Dans un an, des échéances électorales décisives vont convier les citoyens à faire des choix pour des personnes et des programmes. La situation économique générale (chômage élevé, finances dégradées, dette publique importante) nécessite des changements rapides et profonds. Des économistes proposent une révolution fiscale.

 

Des candidats proposent des changements économiques, dans le soutien à la production, dans les droits des salaries

 

La gravité de la situation générale exige une participation massive des salaries, des choix bénéfiques pour les classes moyennes et populaires

 

Voici l'interview donnée par Thomas Piketty à propos de la "révolution fiscale" : 

 

"Comment est née l’idée de vendre une réforme de la fiscalité française clés en main aux politiques?

 

C’est d’abord le parcours politique d’un chercheur et d’un citoyen déprimé par l’incapacité de la gauche française depuis dix ans à se doter d’une base programmatique solide lui permettant de gagner des élections.

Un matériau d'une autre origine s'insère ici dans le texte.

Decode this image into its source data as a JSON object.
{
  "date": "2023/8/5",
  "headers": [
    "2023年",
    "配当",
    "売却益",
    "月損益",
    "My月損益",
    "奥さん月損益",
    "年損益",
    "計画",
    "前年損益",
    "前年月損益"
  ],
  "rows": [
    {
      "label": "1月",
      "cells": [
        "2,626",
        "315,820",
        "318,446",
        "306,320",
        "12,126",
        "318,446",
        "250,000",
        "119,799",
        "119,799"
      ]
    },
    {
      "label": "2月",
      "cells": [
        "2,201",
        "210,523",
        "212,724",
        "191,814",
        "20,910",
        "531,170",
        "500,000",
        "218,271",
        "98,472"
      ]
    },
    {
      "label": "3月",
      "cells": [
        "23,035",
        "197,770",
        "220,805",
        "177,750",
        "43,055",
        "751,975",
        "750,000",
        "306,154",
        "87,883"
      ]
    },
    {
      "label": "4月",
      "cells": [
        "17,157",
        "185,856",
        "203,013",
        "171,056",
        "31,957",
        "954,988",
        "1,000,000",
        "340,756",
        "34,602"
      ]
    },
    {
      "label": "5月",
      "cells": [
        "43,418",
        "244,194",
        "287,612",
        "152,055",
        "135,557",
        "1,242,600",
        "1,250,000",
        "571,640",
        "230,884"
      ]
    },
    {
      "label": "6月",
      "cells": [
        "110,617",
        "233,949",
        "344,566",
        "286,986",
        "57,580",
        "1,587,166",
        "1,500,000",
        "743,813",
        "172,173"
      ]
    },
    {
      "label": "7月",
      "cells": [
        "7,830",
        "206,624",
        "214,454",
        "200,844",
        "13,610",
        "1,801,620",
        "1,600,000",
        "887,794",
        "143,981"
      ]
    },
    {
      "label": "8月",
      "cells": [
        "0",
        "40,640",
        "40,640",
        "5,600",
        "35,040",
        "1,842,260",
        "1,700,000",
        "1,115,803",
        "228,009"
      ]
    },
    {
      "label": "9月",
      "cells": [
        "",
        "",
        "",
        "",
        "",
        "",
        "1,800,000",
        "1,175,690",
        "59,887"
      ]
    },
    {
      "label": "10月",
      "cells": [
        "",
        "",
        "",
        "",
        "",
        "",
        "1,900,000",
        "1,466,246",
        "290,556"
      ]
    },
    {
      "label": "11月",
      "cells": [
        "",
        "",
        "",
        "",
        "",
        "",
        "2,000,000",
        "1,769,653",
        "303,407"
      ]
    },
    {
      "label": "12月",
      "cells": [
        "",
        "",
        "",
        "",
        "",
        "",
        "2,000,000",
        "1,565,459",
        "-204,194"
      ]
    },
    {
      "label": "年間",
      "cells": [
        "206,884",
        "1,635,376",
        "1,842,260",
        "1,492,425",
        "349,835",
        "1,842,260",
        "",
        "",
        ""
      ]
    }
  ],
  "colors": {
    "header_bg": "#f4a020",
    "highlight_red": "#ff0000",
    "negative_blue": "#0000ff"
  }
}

Un citoyen également déprimé par l’injustice fiscale qui caractérise ce gouvernement. Or ce sujet me semble être une grandes questions que pose le sarkozysme. Car si notre système fiscal n’a jamais été juste, la majorité élue en 2007 l’a aggravé en rajoutant des couches de privilèges pour les plus riches. Notre livre vise à forcer les politiques à s’emparer du sujet et à dire ce qu’ils feront s’ils sont élus. Il est clair que nous nous situons dans la perspective de 2012.

 

Pourquoi ce site Internet de simulation des réformes fiscales?

 

L’idée est de tout mettre sur la table et de permettre à chaque citoyen de se faire une idée. Et de faire vivre le débat. Même les parlementaires n’ont pas accès à des données leur permettant d’expertiser certains de leurs dispositifs fiscaux. Ils doivent en référer aux services de Bercy, qui la plupart du temps enterrent leurs demandes. Ce site est, à ma connaissance, une première mondiale. Il est inséparable du livre, mais il aura une durée de vie bien plus importante.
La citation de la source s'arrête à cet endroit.